Ah, the old standby "breaching a contract is bad". But there is a whole line of economic reasoning - revolving around economic utility - that we WANT parties to breach when it makes economic sense to do so. Since the fundamental remedy for a breach of contract is "putting the parties in the same position they would have been had the contract been performed", we WANT parties to breach if the effort - the "utility" of performing the contract - far exceeds the utility of putting the party in the position they would have been. We have a value for the tickets; it's the purchase price. If certain members of the audience have extraordinary values placed on the concert, that's not something that, from a utilitarian perspective - we want the Eric Church's of the world worrying about. It's economically wasteful.
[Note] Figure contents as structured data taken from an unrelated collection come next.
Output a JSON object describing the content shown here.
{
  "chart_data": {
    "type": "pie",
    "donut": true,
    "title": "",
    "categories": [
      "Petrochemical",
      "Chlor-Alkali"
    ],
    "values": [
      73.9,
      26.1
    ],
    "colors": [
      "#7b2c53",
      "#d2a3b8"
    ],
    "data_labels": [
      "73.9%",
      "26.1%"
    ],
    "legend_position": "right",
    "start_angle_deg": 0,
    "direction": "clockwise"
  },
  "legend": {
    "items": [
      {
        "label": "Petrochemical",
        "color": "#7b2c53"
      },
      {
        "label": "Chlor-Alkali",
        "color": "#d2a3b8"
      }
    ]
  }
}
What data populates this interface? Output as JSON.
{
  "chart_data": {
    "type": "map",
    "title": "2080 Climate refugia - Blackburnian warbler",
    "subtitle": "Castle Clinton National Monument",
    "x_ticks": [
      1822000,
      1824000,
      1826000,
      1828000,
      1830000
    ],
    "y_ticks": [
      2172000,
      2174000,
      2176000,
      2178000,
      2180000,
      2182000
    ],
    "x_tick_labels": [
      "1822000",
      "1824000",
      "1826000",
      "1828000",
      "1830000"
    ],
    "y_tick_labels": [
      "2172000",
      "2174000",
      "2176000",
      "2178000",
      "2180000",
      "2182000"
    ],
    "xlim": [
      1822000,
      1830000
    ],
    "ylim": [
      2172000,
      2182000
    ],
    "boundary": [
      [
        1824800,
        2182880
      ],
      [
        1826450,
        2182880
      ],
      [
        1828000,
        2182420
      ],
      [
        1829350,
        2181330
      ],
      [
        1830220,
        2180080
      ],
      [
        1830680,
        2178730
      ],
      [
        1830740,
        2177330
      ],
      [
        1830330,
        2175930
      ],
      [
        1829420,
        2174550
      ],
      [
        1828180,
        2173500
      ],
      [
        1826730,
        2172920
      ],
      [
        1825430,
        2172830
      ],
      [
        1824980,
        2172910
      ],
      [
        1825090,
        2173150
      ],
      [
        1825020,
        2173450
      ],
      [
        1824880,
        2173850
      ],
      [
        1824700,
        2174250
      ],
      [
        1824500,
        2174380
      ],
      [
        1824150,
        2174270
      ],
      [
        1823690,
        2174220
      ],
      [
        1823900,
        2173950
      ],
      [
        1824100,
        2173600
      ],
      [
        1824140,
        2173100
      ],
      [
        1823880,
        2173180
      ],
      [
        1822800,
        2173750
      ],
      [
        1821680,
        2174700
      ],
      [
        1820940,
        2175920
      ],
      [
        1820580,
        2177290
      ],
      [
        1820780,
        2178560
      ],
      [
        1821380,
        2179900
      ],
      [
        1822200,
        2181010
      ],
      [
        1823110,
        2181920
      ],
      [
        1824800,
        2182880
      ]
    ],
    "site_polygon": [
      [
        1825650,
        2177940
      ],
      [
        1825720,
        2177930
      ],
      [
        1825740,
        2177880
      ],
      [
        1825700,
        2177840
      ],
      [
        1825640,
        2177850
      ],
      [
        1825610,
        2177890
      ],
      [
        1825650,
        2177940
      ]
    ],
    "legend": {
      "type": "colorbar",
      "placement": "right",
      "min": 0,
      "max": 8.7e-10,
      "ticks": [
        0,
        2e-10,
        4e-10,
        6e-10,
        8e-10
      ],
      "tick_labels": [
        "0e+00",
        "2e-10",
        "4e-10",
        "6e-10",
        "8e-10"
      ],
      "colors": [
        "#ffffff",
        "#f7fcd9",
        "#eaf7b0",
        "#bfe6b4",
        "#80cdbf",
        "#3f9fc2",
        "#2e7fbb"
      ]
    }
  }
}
So, XJ is wrong; if you charge and accept money for a service, you have to provide something in kind that is of equal value for that service. The intangible "worth" of the experience is meaningless in this discussion. He refunded the ticket prices; he has fulfilled his end of the bargain. The people attending that concert were put in the position they would have been in had the concert been performed.
Now, we can debate the moral side of this, but morals are a subjective thing, and while I disagree with Ben, some of the responses I feel are being overly harsh. He's entitled to his view on this (a view that I empathize with, even if I don't hold it myself).